14.4 Reverting a Buffer
If you have made extensive changes to a file and then change your mind
about them, you can get rid of all changes by reading in the previous
version of the file. To do this, use `M-x revert-buffer', which
operates on the current buffer. Since reverting a buffer can result in
very extensive changes, you must confirm it with `yes'.
You may request that `revert-buffer' check for an auto-save file
that is more recent than the visited file by providing a prefix
argument. If a recent auto-save file exists, `revert-buffer' offers to
read the auto-save file instead of the visited file (Note: Auto
Save). Emacs asks you about the auto-save file before the request
for confirmation of the `revert-buffer' operation, and demands `y' or
`n' as an answer. If you have started to type `yes' to confirm the
revert operation, the `y' will answer the question about using the
auto-save file, but the `es' will not be valid confirmation for the
reversion.
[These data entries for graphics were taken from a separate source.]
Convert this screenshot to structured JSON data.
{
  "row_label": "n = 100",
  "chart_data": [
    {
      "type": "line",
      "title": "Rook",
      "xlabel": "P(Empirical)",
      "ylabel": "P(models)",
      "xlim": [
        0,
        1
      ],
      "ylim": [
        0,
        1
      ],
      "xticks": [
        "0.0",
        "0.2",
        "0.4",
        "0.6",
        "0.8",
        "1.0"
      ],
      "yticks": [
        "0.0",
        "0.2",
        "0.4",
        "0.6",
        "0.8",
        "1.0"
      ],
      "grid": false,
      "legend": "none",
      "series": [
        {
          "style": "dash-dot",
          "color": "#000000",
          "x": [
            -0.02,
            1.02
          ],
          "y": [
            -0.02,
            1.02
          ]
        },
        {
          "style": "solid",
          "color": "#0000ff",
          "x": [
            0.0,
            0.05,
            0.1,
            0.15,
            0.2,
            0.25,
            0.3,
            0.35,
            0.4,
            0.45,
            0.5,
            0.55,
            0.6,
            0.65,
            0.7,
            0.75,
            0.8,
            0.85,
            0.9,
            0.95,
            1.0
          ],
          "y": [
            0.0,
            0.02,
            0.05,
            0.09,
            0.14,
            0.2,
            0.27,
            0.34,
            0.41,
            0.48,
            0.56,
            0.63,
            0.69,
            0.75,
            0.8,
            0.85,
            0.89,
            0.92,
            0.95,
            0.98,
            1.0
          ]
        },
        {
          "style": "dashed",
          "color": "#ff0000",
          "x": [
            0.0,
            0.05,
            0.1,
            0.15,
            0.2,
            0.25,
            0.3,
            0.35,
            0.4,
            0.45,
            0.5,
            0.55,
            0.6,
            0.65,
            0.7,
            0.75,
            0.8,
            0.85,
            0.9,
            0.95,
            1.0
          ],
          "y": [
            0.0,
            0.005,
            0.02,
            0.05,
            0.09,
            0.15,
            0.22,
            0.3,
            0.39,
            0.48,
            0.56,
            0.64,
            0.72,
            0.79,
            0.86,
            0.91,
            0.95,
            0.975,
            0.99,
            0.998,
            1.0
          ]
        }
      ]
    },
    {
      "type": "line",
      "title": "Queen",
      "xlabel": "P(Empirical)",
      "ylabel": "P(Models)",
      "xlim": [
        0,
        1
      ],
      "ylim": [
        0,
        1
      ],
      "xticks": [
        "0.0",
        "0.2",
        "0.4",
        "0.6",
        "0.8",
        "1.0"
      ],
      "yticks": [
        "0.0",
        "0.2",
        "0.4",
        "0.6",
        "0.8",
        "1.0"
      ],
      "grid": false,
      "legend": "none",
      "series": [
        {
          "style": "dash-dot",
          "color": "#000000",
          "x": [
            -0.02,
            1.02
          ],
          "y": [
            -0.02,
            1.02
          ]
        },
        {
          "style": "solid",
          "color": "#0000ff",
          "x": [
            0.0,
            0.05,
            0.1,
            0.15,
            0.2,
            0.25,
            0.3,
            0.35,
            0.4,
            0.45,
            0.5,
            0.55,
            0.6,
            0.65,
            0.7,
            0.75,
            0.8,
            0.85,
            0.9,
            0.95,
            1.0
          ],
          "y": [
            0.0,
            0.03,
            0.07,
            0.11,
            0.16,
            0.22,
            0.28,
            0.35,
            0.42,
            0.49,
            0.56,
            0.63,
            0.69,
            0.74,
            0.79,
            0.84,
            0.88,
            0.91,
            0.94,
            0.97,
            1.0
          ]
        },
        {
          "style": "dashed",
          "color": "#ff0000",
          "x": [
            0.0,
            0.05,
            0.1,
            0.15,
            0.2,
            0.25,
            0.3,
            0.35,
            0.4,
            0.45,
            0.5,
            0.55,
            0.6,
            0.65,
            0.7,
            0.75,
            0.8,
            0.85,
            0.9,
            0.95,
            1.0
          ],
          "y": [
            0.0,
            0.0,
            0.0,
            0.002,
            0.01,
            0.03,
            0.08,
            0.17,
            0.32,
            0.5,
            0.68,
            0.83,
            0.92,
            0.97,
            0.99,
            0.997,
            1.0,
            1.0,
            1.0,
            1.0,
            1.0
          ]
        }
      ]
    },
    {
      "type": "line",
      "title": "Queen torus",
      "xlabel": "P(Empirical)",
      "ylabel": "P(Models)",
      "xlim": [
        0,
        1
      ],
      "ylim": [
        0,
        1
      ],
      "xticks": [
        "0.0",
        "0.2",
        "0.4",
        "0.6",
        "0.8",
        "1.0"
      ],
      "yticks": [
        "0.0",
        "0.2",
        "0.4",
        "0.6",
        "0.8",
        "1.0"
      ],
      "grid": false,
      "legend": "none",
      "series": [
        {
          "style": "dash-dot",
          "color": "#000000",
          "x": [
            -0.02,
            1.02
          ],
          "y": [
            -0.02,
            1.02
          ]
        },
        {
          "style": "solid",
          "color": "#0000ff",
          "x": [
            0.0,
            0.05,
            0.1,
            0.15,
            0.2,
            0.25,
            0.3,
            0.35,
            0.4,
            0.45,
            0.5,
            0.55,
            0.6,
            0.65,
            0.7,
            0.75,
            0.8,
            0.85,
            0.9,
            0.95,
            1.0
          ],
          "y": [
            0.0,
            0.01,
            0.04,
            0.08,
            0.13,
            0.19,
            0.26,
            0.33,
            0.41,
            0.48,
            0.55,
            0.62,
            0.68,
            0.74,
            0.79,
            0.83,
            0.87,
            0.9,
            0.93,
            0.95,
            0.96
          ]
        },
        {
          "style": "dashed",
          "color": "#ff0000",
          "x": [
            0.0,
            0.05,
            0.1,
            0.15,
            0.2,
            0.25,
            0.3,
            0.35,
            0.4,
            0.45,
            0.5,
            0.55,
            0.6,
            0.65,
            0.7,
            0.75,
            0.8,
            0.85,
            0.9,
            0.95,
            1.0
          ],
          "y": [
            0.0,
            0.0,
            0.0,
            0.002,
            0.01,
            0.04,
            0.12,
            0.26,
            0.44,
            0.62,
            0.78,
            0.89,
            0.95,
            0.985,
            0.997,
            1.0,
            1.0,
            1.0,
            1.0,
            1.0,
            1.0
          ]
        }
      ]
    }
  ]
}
This gives you a chance to cancel the operation with `C-g'
and try again with the answers you really intend.
`revert-buffer' preserves the value of point (in characters from the
beginning of the file). If the file was edited only slightly, you will
be at approximately the same piece of text after reverting as before.
If you have made more extensive changes, after reversion point may be
in a totally different context than your last edits before reversion.
A buffer reverted from its visited file is marked "not modified"
until you make a change. The buffer's modes will also be recalculated,
Some kinds of buffers whose contents reflect data bases other than
files, such as Dired buffers, can also be reverted. For them,
reverting means refreshing their contents from the appropriate data.
Buffers created randomly with `C-x b' cannot be reverted;
`revert-buffer' reports an error when asked to do so.